- Guwahati-based zoologist Jayaditya Purkayastha has discovered a new species of ‘crying’ keelback snake in Lepa-Rada district of Arunachal Pradesh. It was found from a paddy field on a hill slope on the outskirts of Basar town.
- The zoological name of the snake is Hebius lacrima, and discovery has been published in Zootaxa, the New Zealand-based scientific mega-journal for animal taxonomy.
- It has been named so because of a dark spot under its eyes looking like a black tear that interrupts a white stripe running along the upper jaw to the back of its head and beyond
- The discovered snake is an adult male 48.7 cm long.
- The crying keelback had to be compared with 44 species of snakes worldwide under the genus Hebius.
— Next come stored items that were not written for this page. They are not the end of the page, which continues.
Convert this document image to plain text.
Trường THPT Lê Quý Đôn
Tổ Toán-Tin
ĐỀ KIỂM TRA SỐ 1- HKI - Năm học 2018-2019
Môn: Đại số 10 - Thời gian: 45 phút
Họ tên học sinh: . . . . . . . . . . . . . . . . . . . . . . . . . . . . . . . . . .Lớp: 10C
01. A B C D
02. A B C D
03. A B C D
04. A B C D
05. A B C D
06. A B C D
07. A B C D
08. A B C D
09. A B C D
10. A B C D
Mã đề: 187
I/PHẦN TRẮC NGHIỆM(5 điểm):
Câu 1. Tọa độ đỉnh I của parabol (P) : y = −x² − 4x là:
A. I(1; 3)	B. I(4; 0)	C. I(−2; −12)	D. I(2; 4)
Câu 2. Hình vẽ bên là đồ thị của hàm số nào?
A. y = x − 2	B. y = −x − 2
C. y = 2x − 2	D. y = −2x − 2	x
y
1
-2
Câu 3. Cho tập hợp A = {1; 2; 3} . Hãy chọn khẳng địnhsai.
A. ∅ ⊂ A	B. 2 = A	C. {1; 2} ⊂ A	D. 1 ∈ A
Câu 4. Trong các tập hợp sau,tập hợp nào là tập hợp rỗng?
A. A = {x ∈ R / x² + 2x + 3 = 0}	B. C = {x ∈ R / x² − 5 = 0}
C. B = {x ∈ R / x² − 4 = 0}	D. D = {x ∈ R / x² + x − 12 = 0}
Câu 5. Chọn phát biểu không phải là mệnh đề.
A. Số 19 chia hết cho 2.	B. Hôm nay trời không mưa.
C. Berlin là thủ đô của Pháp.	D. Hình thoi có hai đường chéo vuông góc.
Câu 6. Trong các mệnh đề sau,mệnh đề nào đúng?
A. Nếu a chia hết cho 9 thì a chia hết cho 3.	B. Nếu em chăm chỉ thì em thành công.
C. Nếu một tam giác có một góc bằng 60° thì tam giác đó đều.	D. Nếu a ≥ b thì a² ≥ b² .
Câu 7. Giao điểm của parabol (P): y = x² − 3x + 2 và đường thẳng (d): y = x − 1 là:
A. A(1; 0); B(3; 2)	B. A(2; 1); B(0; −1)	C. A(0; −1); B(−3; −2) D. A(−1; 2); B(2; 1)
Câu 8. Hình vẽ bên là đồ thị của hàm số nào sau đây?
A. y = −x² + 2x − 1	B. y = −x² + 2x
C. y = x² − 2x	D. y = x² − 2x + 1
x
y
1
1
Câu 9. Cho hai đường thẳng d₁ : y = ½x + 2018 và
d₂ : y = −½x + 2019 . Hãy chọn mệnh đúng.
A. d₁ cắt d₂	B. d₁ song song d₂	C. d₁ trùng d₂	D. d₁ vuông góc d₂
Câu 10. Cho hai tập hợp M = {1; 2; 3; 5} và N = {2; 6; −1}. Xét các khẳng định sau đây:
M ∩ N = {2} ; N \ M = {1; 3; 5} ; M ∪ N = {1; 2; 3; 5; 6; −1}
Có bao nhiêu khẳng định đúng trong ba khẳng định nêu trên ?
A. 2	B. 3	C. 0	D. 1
- The crying keelback can be differentiated from all other species of the genus Hebius by the combination of a distinctive broad, white, interrupted stripe along its body; three rows of irregular dark blotches (not vertically aligned) on each side; six cream, elongated spots on its anterior part and a smooth dorsal scale row.
- The snake, preferring to live near streams along paddy fields, was found to feed on small fish, tadpole, frogs and geckos.
- At world level, snakes are represented by 3,709 species. The northeast is home to some 110 species, with Arunachal Pradesh accounting for 55.